In der dennoch von einer Mehrheit getragenen Resolution fordert das Parlament, die Zahl der Mitglieder der winzigen East Stratcom Task Force zu erhöhen, ihr ein eigenes Budget zukommen zu lassen sowie den auf die EU und sechs frühere Sowjetrepubliken beschränkten Arbeitsbereich zu erweitern.

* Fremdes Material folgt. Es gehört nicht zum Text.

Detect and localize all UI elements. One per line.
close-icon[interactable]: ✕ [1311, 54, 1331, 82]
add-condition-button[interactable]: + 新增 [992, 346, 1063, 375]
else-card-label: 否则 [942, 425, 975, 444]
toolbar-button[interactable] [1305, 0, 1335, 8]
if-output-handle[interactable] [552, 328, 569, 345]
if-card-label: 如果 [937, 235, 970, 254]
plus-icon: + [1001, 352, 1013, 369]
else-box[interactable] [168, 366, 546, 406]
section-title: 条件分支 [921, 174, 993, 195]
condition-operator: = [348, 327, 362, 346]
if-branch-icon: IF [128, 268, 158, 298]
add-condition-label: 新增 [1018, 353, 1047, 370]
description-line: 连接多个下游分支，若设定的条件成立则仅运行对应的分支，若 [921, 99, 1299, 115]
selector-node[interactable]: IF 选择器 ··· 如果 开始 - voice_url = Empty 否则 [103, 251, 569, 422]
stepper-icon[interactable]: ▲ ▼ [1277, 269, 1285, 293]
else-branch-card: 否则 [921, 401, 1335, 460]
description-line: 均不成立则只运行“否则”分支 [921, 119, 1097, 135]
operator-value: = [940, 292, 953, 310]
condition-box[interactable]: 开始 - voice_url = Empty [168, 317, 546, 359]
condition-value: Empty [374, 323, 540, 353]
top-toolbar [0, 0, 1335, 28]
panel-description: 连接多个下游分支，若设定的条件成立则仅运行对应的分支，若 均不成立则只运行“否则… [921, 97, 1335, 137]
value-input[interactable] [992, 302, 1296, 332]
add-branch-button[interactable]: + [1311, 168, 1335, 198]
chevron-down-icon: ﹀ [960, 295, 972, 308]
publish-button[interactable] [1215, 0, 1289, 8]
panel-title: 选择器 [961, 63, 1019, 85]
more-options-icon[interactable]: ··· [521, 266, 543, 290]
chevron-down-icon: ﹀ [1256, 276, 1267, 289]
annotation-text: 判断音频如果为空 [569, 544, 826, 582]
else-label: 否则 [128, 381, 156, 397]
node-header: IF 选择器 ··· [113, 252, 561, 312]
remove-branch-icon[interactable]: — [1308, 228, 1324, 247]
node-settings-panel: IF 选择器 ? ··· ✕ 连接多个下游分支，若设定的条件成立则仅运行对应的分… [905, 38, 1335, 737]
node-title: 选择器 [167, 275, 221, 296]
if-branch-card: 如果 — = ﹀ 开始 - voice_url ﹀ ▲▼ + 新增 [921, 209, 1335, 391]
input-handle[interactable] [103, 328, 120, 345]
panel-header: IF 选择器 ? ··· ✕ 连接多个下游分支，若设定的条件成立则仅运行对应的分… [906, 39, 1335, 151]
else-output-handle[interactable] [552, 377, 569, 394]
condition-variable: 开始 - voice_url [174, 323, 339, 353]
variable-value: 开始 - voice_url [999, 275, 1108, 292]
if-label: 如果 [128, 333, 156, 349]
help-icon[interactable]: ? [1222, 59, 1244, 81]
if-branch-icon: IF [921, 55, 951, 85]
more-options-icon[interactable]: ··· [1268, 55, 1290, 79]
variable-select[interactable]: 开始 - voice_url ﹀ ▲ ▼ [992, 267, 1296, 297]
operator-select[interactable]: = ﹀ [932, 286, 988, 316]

»Neben der Enthüllung von Falsch­informationen sollte die Spezialeinheit vor allem ein Netzwerk schaffen, in dem alle Mitgliedstaaten zusammenarbeiten«, forderte Anna Fotyga. Doch die Mitgliedsstaaten  weigerten sich, dem Wunsch des Parlaments nachzukommen und entschieden sich dagegen, die Task Force auszubauen.
Die Tschechische Republik beschloss indessen, auf nationaler Ebene zu reagieren. Seit dem ersten Januar gibt es im Prager Innenministerium eine Antidesinformationseinheit, die Falschinformationen aufspüren und ihnen die Sicht der Regierung gegenüberstellen soll. Mit 20 Spezialisten zählt sie immerhin fast doppelt so viele Mitarbeiter wie die Task Force der EU.